2-(1-Hydroxyiminoalkyl)-1,4-dimethoxy-9,10-anthraquinones were demethylated to produce 2-(1-hydroxyiminoalkyl)-1,4-dihydroxy-9,10-anthraquinones (1,4-dihydroxy-9,10-anthraquinone, DHAQ), oxime hydroxyl groups were in turn acylated to give the corresponding 2-(1-acyloxyiminoalkyl)-DHAQ derivatives. The anti-proliferative activity of 2-(1-hydroxyiminoalkyl)-DHAQ derivatives was found to be dependent on the size of an alkyl chain. Thus, DHAQ analogues with alkyl chains longer than heptyl had negligible anti-proliferative activity, whilst those compounds possessing shorter chains demonstrated moderate anti-proliferative activity (ED50, 2.73-19.21 microM). However, the antitumor activity as expressed by T/C values did not correlate with the anti-proliferative activity; 2-(1-hydroxyiminononyl)-DHAQ with an ED50 value of more than 20 microM exhibited potent antitumor activity (T/C, 166%). Only four of the 2-(1-hydroxyiminoalkyl)-DHAQ analogues showed good antitumor activity (T/C, > 150%); 2-(1-hydroxyiminobutyl)-DHAQ (T/C, 163%), 2-(1-hydroxyiminopentyl)-DHAQ (T/C, 180%) and 2-(1-hydroxyiminononyl)-DHAQ (T/C, 166%). Acylation of the hydroxyl group of these oximes enhanced the anti-proliferative activity and antitumor effects; 2-(1-propanoyloxyiminopropyl)-DHAQ (ED50, 4.41 microM; T/C, 221%) vs. 2-(1-hydroxyiminopropyl)-DHAQ (ED50, 14.64 microM; T/C, 100%) and 2-(1-propanoyloxyiminobutyl)-DHAQ (ED50, 2.65 microM; T/C, 202%) vs. 2-(1-hydroxyiminobutyl)-DHAQ (ED50, 16.43 microM; T/C, 163%).

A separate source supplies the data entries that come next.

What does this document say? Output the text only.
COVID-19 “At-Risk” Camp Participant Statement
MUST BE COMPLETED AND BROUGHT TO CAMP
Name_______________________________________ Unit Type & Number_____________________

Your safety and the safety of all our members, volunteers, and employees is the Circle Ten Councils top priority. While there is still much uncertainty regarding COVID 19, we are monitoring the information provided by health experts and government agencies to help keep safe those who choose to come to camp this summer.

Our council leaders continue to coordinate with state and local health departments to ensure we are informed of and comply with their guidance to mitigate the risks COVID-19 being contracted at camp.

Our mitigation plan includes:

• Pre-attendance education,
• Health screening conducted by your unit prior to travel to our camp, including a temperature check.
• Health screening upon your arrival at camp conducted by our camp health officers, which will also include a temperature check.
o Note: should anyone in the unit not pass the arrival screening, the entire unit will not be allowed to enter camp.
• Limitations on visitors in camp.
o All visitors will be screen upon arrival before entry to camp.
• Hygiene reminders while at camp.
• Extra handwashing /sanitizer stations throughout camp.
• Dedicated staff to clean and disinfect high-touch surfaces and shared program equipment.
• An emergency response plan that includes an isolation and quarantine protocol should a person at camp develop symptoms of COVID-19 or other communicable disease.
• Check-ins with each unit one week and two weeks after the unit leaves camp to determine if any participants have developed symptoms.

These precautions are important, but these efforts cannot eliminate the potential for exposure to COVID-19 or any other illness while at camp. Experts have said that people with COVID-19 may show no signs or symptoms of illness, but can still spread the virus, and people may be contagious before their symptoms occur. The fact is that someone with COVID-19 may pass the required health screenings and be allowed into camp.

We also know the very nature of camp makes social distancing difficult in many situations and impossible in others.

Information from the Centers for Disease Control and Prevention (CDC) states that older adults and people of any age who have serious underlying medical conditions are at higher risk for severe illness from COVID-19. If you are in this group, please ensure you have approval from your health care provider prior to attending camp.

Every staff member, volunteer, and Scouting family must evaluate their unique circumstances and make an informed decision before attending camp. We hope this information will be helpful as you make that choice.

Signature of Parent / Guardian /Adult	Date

Effect of the aryl substituent on antitumor activity of 2-substituted-1,4-dihydroxy-9,10-anthraquinones and 2-substituted-anthracene-1,4,9,10-tetraones.

2-(1-Aryl-1-hydroxymethyl)- and 2-aroyl-DHAQ derivatives (DHAQ, 1,4-dihydroxy-9,10-anthraquinone), and 2-(1-aryl-1-hydroxymethyl)-ATO derivatives (ATO, anthracene-1,4,9,10-tetraone) were synthesized and their antitumor activities were determined. 2-(1-Aryl-1-hydroxymethyl)-DHAQ derivatives showed a stronger cytotoxicity compared to the series of 2-(1-hydroxyalkyl)-1,4-dihydroxy-9,10-anthraquinone derivatives. It was suggested that the presence of aryl group at the side chain accelerated the bioreductive activation leading to cell death. 2-Aroyl-DHAQ derivatives, despite their higher electrophilicity, revealed smaller cytotoxicity and antitumor activity (expressed by T/C value) than 2-(1-aryl-1-hydroxymethyl)-DHAQ derivatives. Thus, no consistent relationship between the electronic effect on aromatic side chain and the cytotoxicity was observed. ATO series exhibited a higher antitumor activity (T/C, 125 to approximately 218%), though their cytotoxicity was not further improved compared to that of 2-(1-aryl-1-hydroxymethyl)-1,4-dihydroxy-9,10-anthraquinones. They manifested no correlation between the cytotoxicity and the antitumor activity. In case of 2-[1-hydroxy-1-(4-propylphenyl)-methyl]-ATO, the most bioactive one in vivo among the same series, it showed an ED50 value of 10.2 mg/mL and a T/C value of 218%. It is assumed that the anthracene-1,4,9,10-tetraones after uptake into cellular tissues might be transformed to a cytotoxic metabolite(s).